Re: “Waterfront ethanol debacle not MP’s fault”, published in The Oshawa Express Dec. 20, 2017

Dear editor,

I am genuinely saddened to have to write this letter. I had hoped that, with the demise of the ethanol refinery, the community had seen the last of letters like the one from Elsie Jenkins (Dec 20/17) containing examples of the same old misinformation from federal and other sources that the refinery’s opponents were forced to debunk on a regular basis. I could almost live with it were it not for her unwarranted and unfounded slur of Mr. Larry Ladd because of his simple observation (letter, Dec 6/17) of some of Oshawa MP Colin Carrie’s government’s shortfalls during the community’s fight to protect its plans for a people-friendly waterfront. So, here we go again.

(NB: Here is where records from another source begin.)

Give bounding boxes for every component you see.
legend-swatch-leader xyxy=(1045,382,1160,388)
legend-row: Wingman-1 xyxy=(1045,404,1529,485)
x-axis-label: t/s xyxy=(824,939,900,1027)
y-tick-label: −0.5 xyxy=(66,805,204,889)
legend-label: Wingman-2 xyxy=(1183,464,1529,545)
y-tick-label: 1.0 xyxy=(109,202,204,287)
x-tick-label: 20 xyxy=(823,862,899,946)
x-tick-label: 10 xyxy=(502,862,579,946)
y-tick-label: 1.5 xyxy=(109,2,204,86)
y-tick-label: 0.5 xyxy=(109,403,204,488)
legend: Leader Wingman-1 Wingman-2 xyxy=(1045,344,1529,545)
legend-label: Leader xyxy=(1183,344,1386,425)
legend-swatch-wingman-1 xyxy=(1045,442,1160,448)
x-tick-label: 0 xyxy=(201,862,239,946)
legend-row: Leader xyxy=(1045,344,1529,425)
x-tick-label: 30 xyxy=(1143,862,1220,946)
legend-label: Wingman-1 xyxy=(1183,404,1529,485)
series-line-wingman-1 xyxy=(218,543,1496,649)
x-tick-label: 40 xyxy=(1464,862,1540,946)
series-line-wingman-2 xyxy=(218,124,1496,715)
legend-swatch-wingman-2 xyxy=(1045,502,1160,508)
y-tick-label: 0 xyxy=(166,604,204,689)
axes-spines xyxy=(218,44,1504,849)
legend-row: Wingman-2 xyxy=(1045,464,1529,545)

Firstly, Durham Regional Council never “invited FarmTech to our community”. There is no record of regional council issuing an invitation to anyone to establish a biofuel facility at Oshawa’s waterfront. In fact, regional council unanimously passed a resolution in opposition to such a project.

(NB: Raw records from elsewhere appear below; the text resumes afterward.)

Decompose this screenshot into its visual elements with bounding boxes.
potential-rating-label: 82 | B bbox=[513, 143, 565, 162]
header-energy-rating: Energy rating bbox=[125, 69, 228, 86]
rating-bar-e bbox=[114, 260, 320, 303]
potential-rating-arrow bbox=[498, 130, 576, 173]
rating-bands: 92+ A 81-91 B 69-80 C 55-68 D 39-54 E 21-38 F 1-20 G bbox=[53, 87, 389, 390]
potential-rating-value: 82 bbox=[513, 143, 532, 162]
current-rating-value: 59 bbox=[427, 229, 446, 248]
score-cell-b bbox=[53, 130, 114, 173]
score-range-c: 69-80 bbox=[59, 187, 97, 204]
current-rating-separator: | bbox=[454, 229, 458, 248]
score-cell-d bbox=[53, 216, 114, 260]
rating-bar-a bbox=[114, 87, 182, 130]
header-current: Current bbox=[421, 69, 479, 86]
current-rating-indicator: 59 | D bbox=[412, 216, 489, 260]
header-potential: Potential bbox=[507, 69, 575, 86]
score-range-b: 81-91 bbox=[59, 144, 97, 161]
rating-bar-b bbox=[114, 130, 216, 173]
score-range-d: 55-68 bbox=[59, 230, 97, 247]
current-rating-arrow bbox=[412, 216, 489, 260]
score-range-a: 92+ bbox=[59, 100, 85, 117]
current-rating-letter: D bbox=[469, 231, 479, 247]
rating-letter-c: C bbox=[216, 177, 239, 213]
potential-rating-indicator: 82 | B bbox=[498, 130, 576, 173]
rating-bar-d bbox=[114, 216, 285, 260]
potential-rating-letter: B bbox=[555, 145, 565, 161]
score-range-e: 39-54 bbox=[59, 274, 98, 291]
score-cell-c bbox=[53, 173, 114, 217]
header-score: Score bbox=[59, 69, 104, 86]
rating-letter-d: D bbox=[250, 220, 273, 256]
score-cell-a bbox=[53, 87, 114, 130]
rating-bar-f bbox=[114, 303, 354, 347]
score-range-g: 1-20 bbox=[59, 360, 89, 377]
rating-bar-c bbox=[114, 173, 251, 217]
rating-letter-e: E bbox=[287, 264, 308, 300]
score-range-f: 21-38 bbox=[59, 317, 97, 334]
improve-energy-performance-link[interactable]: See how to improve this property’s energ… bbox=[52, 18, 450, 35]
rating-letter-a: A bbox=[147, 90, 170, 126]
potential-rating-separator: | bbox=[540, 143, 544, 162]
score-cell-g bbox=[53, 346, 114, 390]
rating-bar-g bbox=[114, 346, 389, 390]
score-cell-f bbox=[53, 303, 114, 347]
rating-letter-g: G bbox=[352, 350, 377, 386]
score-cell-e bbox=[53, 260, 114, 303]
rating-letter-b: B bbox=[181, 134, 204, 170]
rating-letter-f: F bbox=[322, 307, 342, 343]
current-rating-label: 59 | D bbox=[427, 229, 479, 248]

Secondly, there’s plenty of reason that many Oshawa residents were thoroughly dissatisfied with the apparent inconsistency between Mr. Carrie’s repeated claim that “the Oshawa waterfront was not his preferred location” and the fact that his government was providing waterfront land on which the ethanol refinery could be placed. Despite widespread calls to transfer the Gifford Farmlands to the City of Oshawa and the City’s expressed interest in obtaining this land, the Harper government designated this property as Crown Land and put it under the control of the Oshawa Port Authority (OPA), a federal agency. This was land that was never needed for port operations but did provide a place for the ethanol refinery. The results were a surprise to no one. Soon after the OPA’s formation, the federally-appointed majority on its board of directors officially approved the ethanol refinery on those lands. And now we are stuck with the continuing legacy of Mr. Carrie’s government’s actions; the ongoing potential for the OPA to industrialize this land. This impending threat is especially significant now that the OPA needs to find a way to pay the $4.1 million arbitration penalty assessed against it.

It’s one thing to disagree with Mr. Ladd’s concerns about Colin Carrie’s decisions but it’s quite another to accuse him of “deliberately misleading readers”. Though I have my suspicions, I can’t state for sure who Ms. Jenkins may have used as her source for the flawed materials in her disparagement of Larry Ladd’s character. May I gently suggest that she turn to a more reliable supplier if she is interested in a more accurate account of federal actions related to Oshawa’s waterfront. I believe she would find it an eye-opening experience and hopefully realize that unjustifiably denigrating the reputation of a good man has no role in bettering the community.